A top federal official admits regulators failed to adequately protect consumers of a Cedar Falls-based brokerage that’s at the center of a fraud investigation.

Russell Wasendorf, Senior — the CEO of Cedar Falls-based Peregrine Financial Group — was arrested last Friday and charged with filing false bank statements with federal regulators. During a Senate Ag Committee meeting Tuesday, Senator Tom Harkin commented on the case.

“I find it hard to believe — hard to believe — that one person with hundreds of employees dealing with all these accounts could be the sole person responsible for this,” Harkin said. “And I hope the investigations will continue on to find out if there were others involved.”

Wasendorf, the man at the center of the controversy, tried to commit suicide July 9. According to a statement released by court officials, Wasendorf admitted he falsified bank statements for 20 years. Harkin suggested this episode calls into question the idea that the commodity trading industry can be “self-regulated.”

“I’m astounded that this could go on for nearly two decades and yet nobody checked,” Harkin said. “…I find that mind-boggling.”
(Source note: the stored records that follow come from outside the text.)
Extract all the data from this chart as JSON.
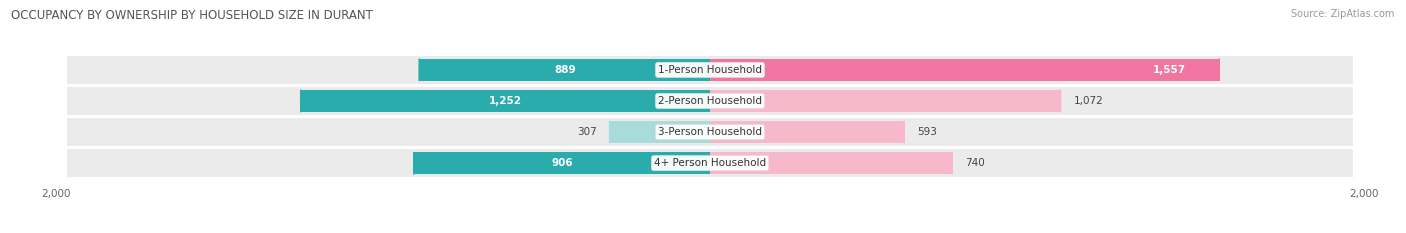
{
  "title": "OCCUPANCY BY OWNERSHIP BY HOUSEHOLD SIZE IN DURANT",
  "source": "Source: ZipAtlas.com",
  "categories": [
    "1-Person Household",
    "2-Person Household",
    "3-Person Household",
    "4+ Person Household"
  ],
  "owner_values": [
    889,
    1252,
    307,
    906
  ],
  "renter_values": [
    1557,
    1072,
    593,
    740
  ],
  "owner_color_dark": "#2AACAC",
  "owner_color_light": "#A8DCDC",
  "renter_color_dark": "#F075A0",
  "renter_color_light": "#F8B8CC",
  "axis_max": 2000,
  "background_color": "#FFFFFF",
  "bar_bg_color": "#EBEBEB",
  "title_fontsize": 8.5,
  "source_fontsize": 7.0,
  "label_fontsize": 7.5,
  "cat_fontsize": 7.5,
  "axis_label_fontsize": 7.5,
  "bar_height": 0.72,
  "value_label_inside_color": "#FFFFFF",
  "value_label_outside_color": "#444444",
  "owner_inside_threshold": 400,
  "renter_inside_threshold": 1300
}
The chief of the Commodity Futures Trading Commission told Harkin his agency doesn’t have the money or the staff to ensure this kind of fraud isn’t happening.

“Frankly, we don’t,” he said. “We’re only about 10 percent greater than we were 20 years ago and the futures market alone are five-fold bigger and then we have the swaps market that is vast.”

According to the Commodity Futures Trading Commission chairman, self-regulatory organizations will remain the first line of defense for investors in the commodity markets. Harkin said that’s not good enough.

“When I hear people say that we need to get rid of the reforms of Dodd-Frank, most of which are not in effect yet, it makes me wonder whether or not people are paying attention to the things that we read about in the paper,” Harkin said during Tuesday’s Senate Ag Committee hearing.

The top federal regulator of the commodities industry told Harkin and other senators that just like local cops can’t prevent all bank robberies, market regulators cannot prevent all financial fraud. New regulations announced last Friday, however, would give the Commodities Futures Trading Commission direct access to brokers’ bank accounts.

Wasendorf rented a post office box and intercepted paperwork that federal regulators thought was being sent to the bank that held his clients’ money.